On the plains, Terry Reservoir, now known as Terry Lake, was built in 1895 to store irrigation water. Other reservoirs built around the turn of the century were Douglas Reservoir and Cobb Lake.

Work to bring water from the other side of the Continental Divide began in 1890. The first trans-mountain diversion was the Skyline Ditch, which brought water destined for the Laramie River to Chambers Lake.

That was followed by Grand Ditch, which brought water from above the Colorado River to the Poudre through a portion of Rocky Mountain National Park. The ditch now empties into Long Draw Reservoir and carries about 20,000 acre feet of water a year.

Another major project was the Laramie-Poudre Tunnel, which carries Laramie River water directly to the Poudre. The tunnel, which is more than two miles long and goes through Green Moun-tain, carried its first water in 1914.

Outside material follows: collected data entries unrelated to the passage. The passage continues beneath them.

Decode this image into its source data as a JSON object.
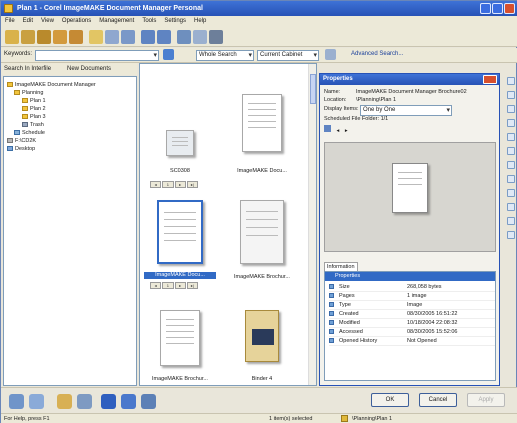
{
  "window": {
    "title": "Plan 1 - Corel ImageMAKE Document Manager Personal"
  },
  "menu": [
    "File",
    "Edit",
    "View",
    "Operations",
    "Management",
    "Tools",
    "Settings",
    "Help"
  ],
  "address": {
    "keywords_label": "Keywords:",
    "keywords_value": "",
    "search_mode": "Whole Search",
    "scope": "Current Cabinet",
    "advanced_search_label": "Advanced Search..."
  },
  "search_row": {
    "search_in_label": "Search In Interfile",
    "new_documents_label": "New Documents"
  },
  "tree": {
    "items": [
      {
        "label": "ImageMAKE Document Manager",
        "level": 0
      },
      {
        "label": "Planning",
        "level": 1
      },
      {
        "label": "Plan 1",
        "level": 2
      },
      {
        "label": "Plan 2",
        "level": 2
      },
      {
        "label": "Plan 3",
        "level": 2
      },
      {
        "label": "Trash",
        "level": 2
      },
      {
        "label": "Schedule",
        "level": 1
      },
      {
        "label": "F:\\CD2K",
        "level": 0
      },
      {
        "label": "Desktop",
        "level": 0
      }
    ]
  },
  "thumbnails": [
    {
      "caption": "SC0308",
      "selected": false
    },
    {
      "caption": "ImageMAKE Docu...",
      "selected": false
    },
    {
      "caption": "ImageMAKE Docu...",
      "selected": true
    },
    {
      "caption": "ImageMAKE Brochur...",
      "selected": false
    },
    {
      "caption": "ImageMAKE Brochur...",
      "selected": false
    },
    {
      "caption": "Binder 4",
      "selected": false
    }
  ],
  "pager": [
    "◂",
    "1",
    "▸",
    "▸|"
  ],
  "properties": {
    "title": "Properties",
    "name_label": "Name:",
    "name_value": "ImageMAKE Document Manager Brochure02",
    "location_label": "Location:",
    "location_value": "\\Planning\\Plan 1",
    "display_label": "Display Items:",
    "display_value": "One by One",
    "files_label": "Scheduled File Folder:",
    "files_value": "1/1",
    "info_tab": "Information",
    "info_header": "Properties",
    "info_rows": [
      {
        "key": "Size",
        "value": "268,058 bytes"
      },
      {
        "key": "Pages",
        "value": "1 image"
      },
      {
        "key": "Type",
        "value": "Image"
      },
      {
        "key": "Created",
        "value": "08/30/2005 16:51:22"
      },
      {
        "key": "Modified",
        "value": "10/18/2004 22:08:32"
      },
      {
        "key": "Accessed",
        "value": "08/30/2005 15:52:06"
      },
      {
        "key": "Opened History",
        "value": "Not Opened"
      }
    ]
  },
  "buttons": {
    "ok": "OK",
    "cancel": "Cancel",
    "apply": "Apply"
  },
  "status": {
    "help": "For Help, press F1",
    "selected": "1 item(s) selected",
    "location": "\\Planning\\Plan 1"
  }
}
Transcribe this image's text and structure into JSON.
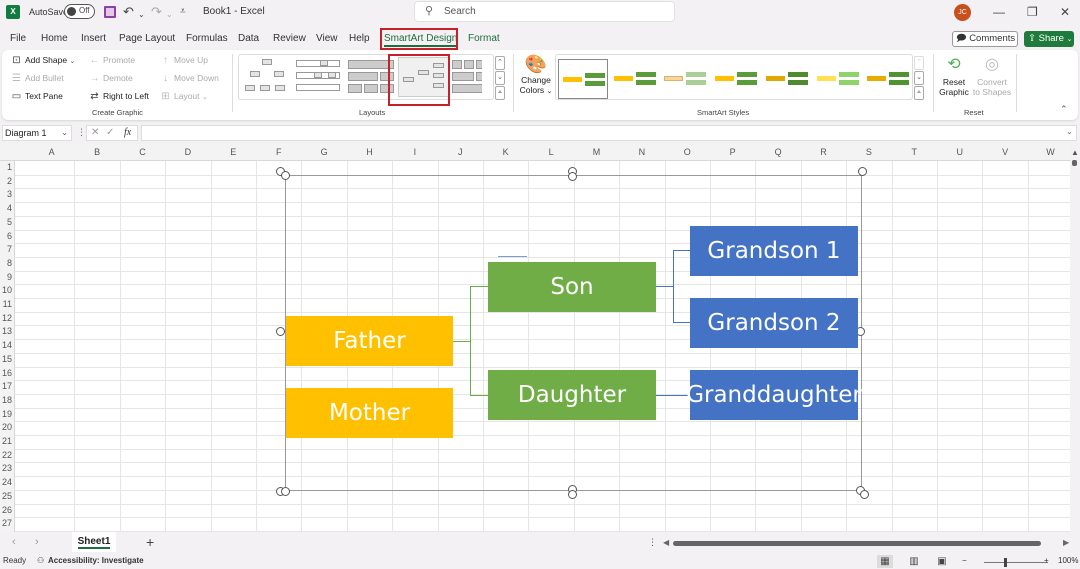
{
  "titlebar": {
    "app_icon": "excel-logo",
    "autosave_label": "AutoSave",
    "autosave_state": "Off",
    "doc_title": "Book1  -  Excel",
    "search_placeholder": "Search",
    "avatar_initials": "JC",
    "minimize": "—",
    "restore": "❐",
    "close": "✕",
    "undo": "↶",
    "redo": "↷",
    "customize": "⩡"
  },
  "menu": {
    "tabs": [
      "File",
      "Home",
      "Insert",
      "Page Layout",
      "Formulas",
      "Data",
      "Review",
      "View",
      "Help",
      "SmartArt Design",
      "Format"
    ],
    "active_tab": "SmartArt Design",
    "comments_label": "Comments",
    "share_label": "Share"
  },
  "ribbon": {
    "create_graphic": {
      "label": "Create Graphic",
      "add_shape": "Add Shape",
      "add_bullet": "Add Bullet",
      "text_pane": "Text Pane",
      "promote": "Promote",
      "demote": "Demote",
      "right_to_left": "Right to Left",
      "move_up": "Move Up",
      "move_down": "Move Down",
      "layout": "Layout"
    },
    "layouts": {
      "label": "Layouts",
      "selected_index": 3
    },
    "smartart_styles": {
      "label": "SmartArt Styles",
      "change_colors_line1": "Change",
      "change_colors_line2": "Colors",
      "selected_index": 0
    },
    "reset": {
      "label": "Reset",
      "reset_graphic_line1": "Reset",
      "reset_graphic_line2": "Graphic",
      "convert_line1": "Convert",
      "convert_line2": "to Shapes"
    }
  },
  "formula_bar": {
    "name_box": "Diagram 1",
    "fx": "fx",
    "cancel": "✕",
    "enter": "✓",
    "value": ""
  },
  "grid": {
    "columns": [
      "A",
      "B",
      "C",
      "D",
      "E",
      "F",
      "G",
      "H",
      "I",
      "J",
      "K",
      "L",
      "M",
      "N",
      "O",
      "P",
      "Q",
      "R",
      "S",
      "T",
      "U",
      "V",
      "W"
    ],
    "rows": [
      "1",
      "2",
      "3",
      "4",
      "5",
      "6",
      "7",
      "8",
      "9",
      "10",
      "11",
      "12",
      "13",
      "14",
      "15",
      "16",
      "17",
      "18",
      "19",
      "20",
      "21",
      "22",
      "23",
      "24",
      "25",
      "26",
      "27"
    ]
  },
  "smartart": {
    "nodes": {
      "father": "Father",
      "mother": "Mother",
      "son": "Son",
      "daughter": "Daughter",
      "grandson1": "Grandson 1",
      "grandson2": "Grandson 2",
      "granddaughter": "Granddaughter"
    },
    "colors": {
      "level1": "#ffc000",
      "level2": "#70ad47",
      "level3": "#4472c4"
    }
  },
  "sheets": {
    "tabs": [
      "Sheet1"
    ],
    "active": "Sheet1",
    "add": "+"
  },
  "status": {
    "ready": "Ready",
    "accessibility": "Accessibility: Investigate",
    "zoom": "100%",
    "zoom_minus": "−",
    "zoom_plus": "+"
  },
  "accent_colors": {
    "excel_green": "#1e6f3b",
    "highlight_red": "#c8202a"
  }
}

All of these were precursors to the biggest diversion project of them all, the Colorado-Big Thompson Project, which was built between 1938 and 1957.

The massive project of tunnels and reservoirs brings Western Slope water to Northern Colorado’s cities and farms. Its structures include Carter Lake and Horsetooth Reservoir, completed in 1951. Water from Horsetooth is directed to the Poudre.

The river takes a toll

Flooding has been part of the Poudre’s history as long as the river has been known. The flood that damaged Camp Collins in 1864 is what led to the development of Fort Collins as a city.

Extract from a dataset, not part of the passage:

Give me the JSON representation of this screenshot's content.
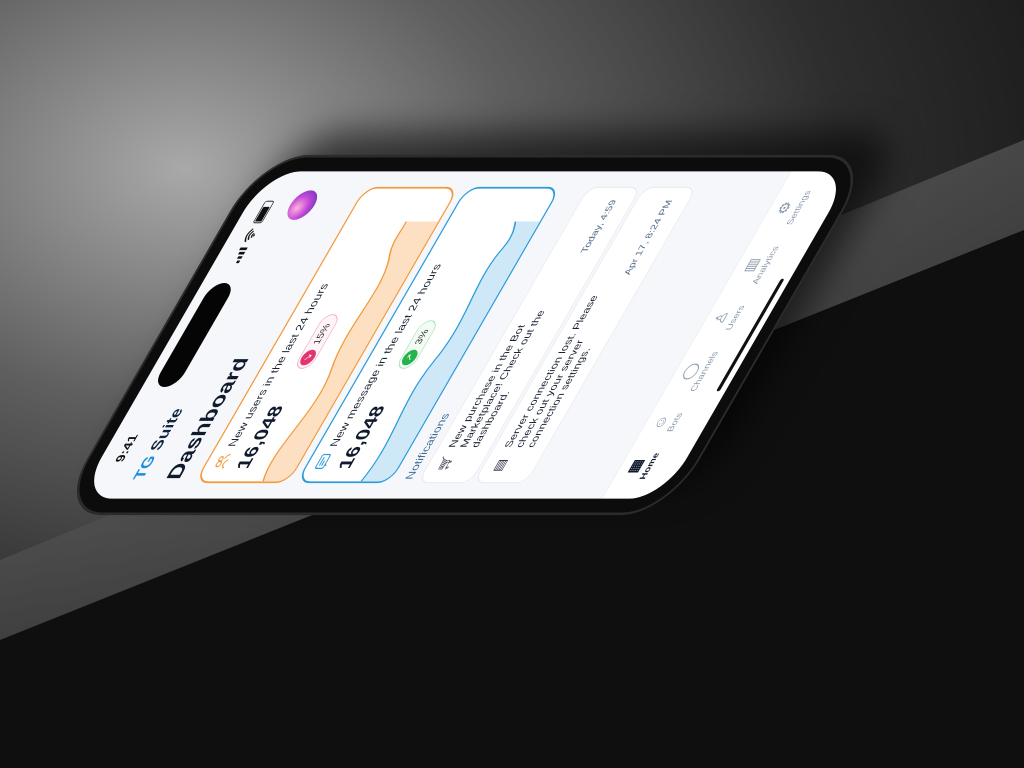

Archaeological evidence suggests the river flooded regularly in spring and early summer before settlers came to tame the land, Werner said.

“Without any controls or structures, the river would have been pretty wild,” he said.

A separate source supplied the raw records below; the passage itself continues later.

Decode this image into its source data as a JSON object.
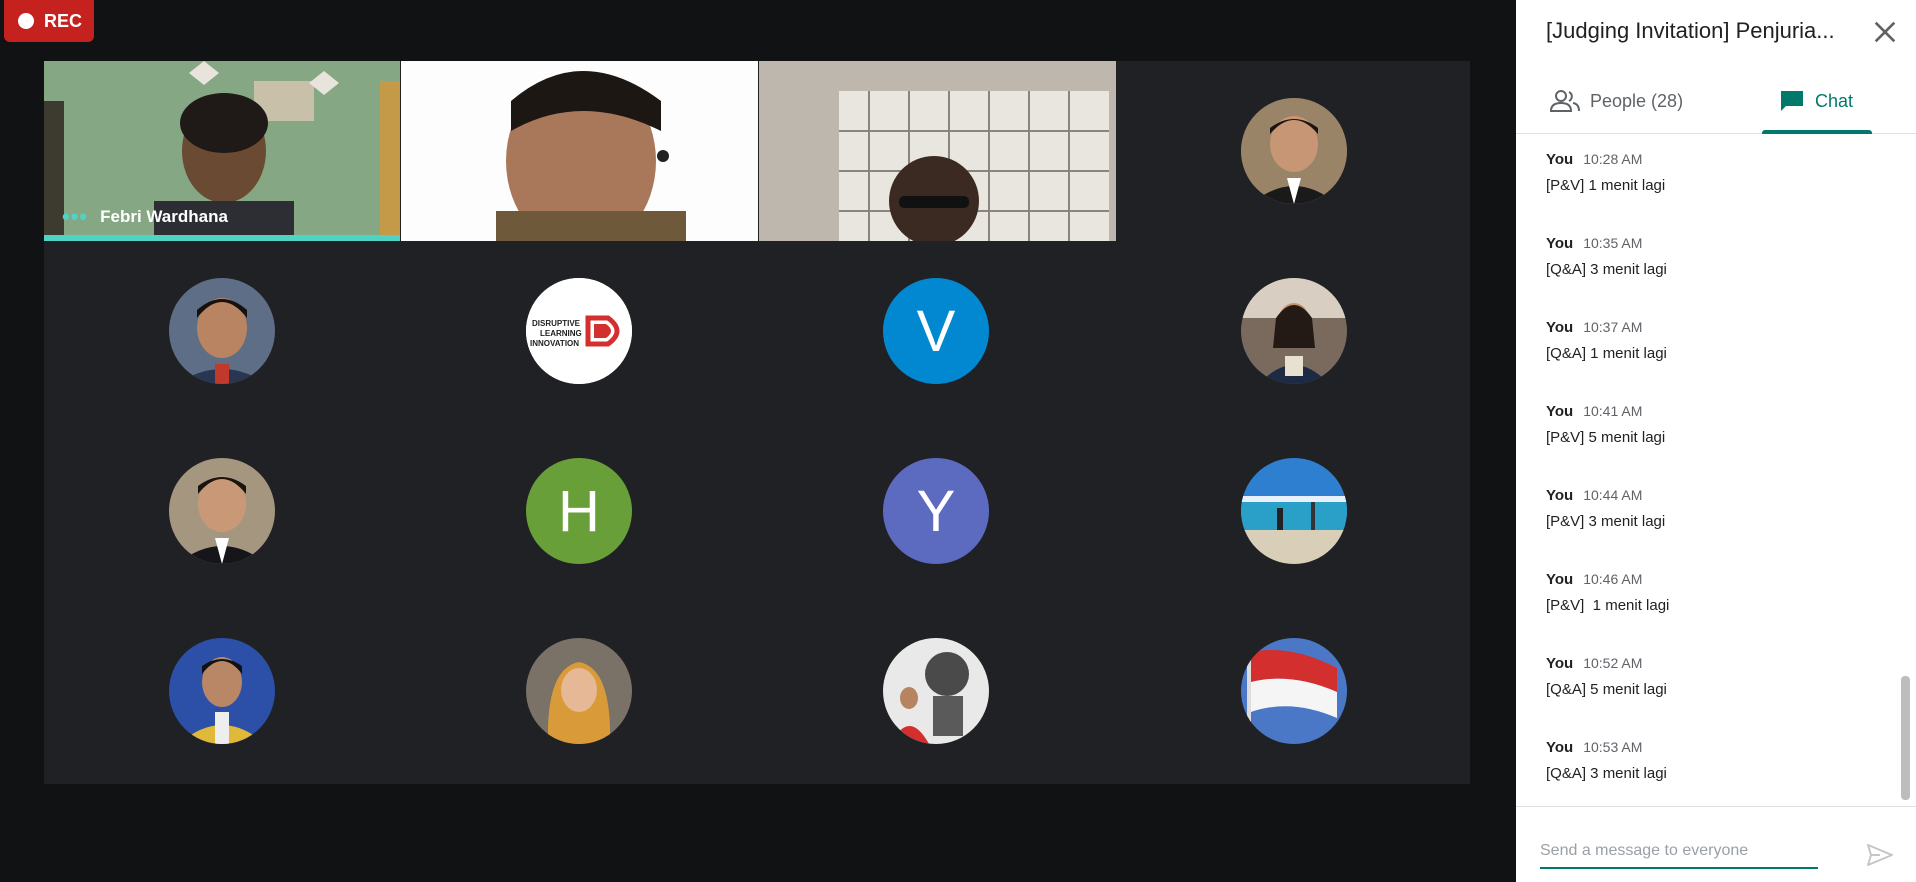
{
  "rec": {
    "label": "REC"
  },
  "videos": [
    {
      "name": "Febri Wardhana",
      "bg": "#7fa07e",
      "active": true
    },
    {
      "name": "",
      "bg": "#d9c9b6",
      "active": false
    },
    {
      "name": "",
      "bg": "#b4b0a8",
      "active": false
    }
  ],
  "participants": [
    {
      "type": "photo",
      "color": "#6b5a4a",
      "icon": "person-photo-icon"
    },
    {
      "type": "photo",
      "color": "#5d6e86",
      "icon": "person-photo-icon"
    },
    {
      "type": "logo",
      "color": "#ffffff",
      "icon": "disruptive-learning-innovation-logo",
      "logo_text": [
        "DISRUPTIVE",
        "LEARNING",
        "INNOVATION"
      ]
    },
    {
      "type": "letter",
      "letter": "V",
      "color": "#0288d1"
    },
    {
      "type": "photo",
      "color": "#7a6a5e",
      "icon": "person-photo-icon"
    },
    {
      "type": "photo",
      "color": "#8a7c70",
      "icon": "person-photo-icon"
    },
    {
      "type": "letter",
      "letter": "H",
      "color": "#689f38"
    },
    {
      "type": "letter",
      "letter": "Y",
      "color": "#5c6bc0"
    },
    {
      "type": "photo",
      "color": "#3f7fc4",
      "icon": "beach-photo-icon"
    },
    {
      "type": "photo",
      "color": "#2c4fa8",
      "icon": "person-photo-icon"
    },
    {
      "type": "photo",
      "color": "#c9a678",
      "icon": "person-photo-icon"
    },
    {
      "type": "photo",
      "color": "#c0392b",
      "icon": "monument-photo-icon"
    },
    {
      "type": "photo",
      "color": "#4a78c7",
      "icon": "flag-photo-icon"
    }
  ],
  "panel": {
    "title": "[Judging Invitation] Penjuria...",
    "tabs": {
      "people": "People (28)",
      "chat": "Chat"
    },
    "messages": [
      {
        "sender": "You",
        "time": "10:28 AM",
        "text": "[P&V] 1 menit lagi"
      },
      {
        "sender": "You",
        "time": "10:35 AM",
        "text": "[Q&A] 3 menit lagi"
      },
      {
        "sender": "You",
        "time": "10:37 AM",
        "text": "[Q&A] 1 menit lagi"
      },
      {
        "sender": "You",
        "time": "10:41 AM",
        "text": "[P&V] 5 menit lagi"
      },
      {
        "sender": "You",
        "time": "10:44 AM",
        "text": "[P&V] 3 menit lagi"
      },
      {
        "sender": "You",
        "time": "10:46 AM",
        "text": "[P&V]  1 menit lagi"
      },
      {
        "sender": "You",
        "time": "10:52 AM",
        "text": "[Q&A] 5 menit lagi"
      },
      {
        "sender": "You",
        "time": "10:53 AM",
        "text": "[Q&A] 3 menit lagi"
      }
    ],
    "input_placeholder": "Send a message to everyone"
  },
  "colors": {
    "accent": "#00796b",
    "rec": "#c5221f",
    "speaking": "#4fd3c4"
  }
}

One of the largest floods on the river struck in 1904. Torrential rain and a quicker than usual snowmelt sent the river out of its banks in north Fort Collins. The dam at Chambers Lake, which failed and caused flooding in 1891, broke for a second time.

Every bridge along the river was washed out, and more than 150 homes and thousands of acres of crops were destroyed, according to historical accounts. The only person known to have died in the flood was Fort Collins pioneer George Strauss.

More flooding along the Poudre came to Fort Collins in 1921, 1923 and 1938 toward the end of the Dust Bowl era, which saw the river nearly dry up.

Summer thunderstorms have sent the river and its tributaries out of their banks many times in Fort Collins and points east, including in 1983 when Greeley suffered extensive damage.

The worst flood in Fort Collins occurred in July 1997 along Spring Creek, which feeds into the Poudre. The heaviest rainfall ever measured over an urban area in Colorado — 14.5 inches at Quail Hollow — turned the normally placid creek into a torrent.

Five people died in the flooding, and damage citywide was estimated at $200 million. The river, east of where Spring Creek empties into it, rose about 6 feet following the peak of the flooding.

A lasting legacy

Over the years the river has touched the lives of countless people. Its legacy can be measured in many ways, historians say.

For most it’s the water, and how it has nourished the north Front Range for centuries and made possible its development over the last 140 years.

“It’s why we are all here,” Werner said. “Without the river, there would be no Fort Collins.”

Others have a different perspective. Many great cities — including London, Paris and Florence — are known for how they treat their rivers and incorporate them into the lives of their residents, said Rheba Massey, historian at the Fort Collins Public Library.

“For me, its legacy is its natural beauty,” she said. “It’s something most people appreciate and want to see maintained. Its beauty makes people stop and say, ‘Wow.’

“The river adds tremendously to our quality of life. And that’s why we need to protect it.”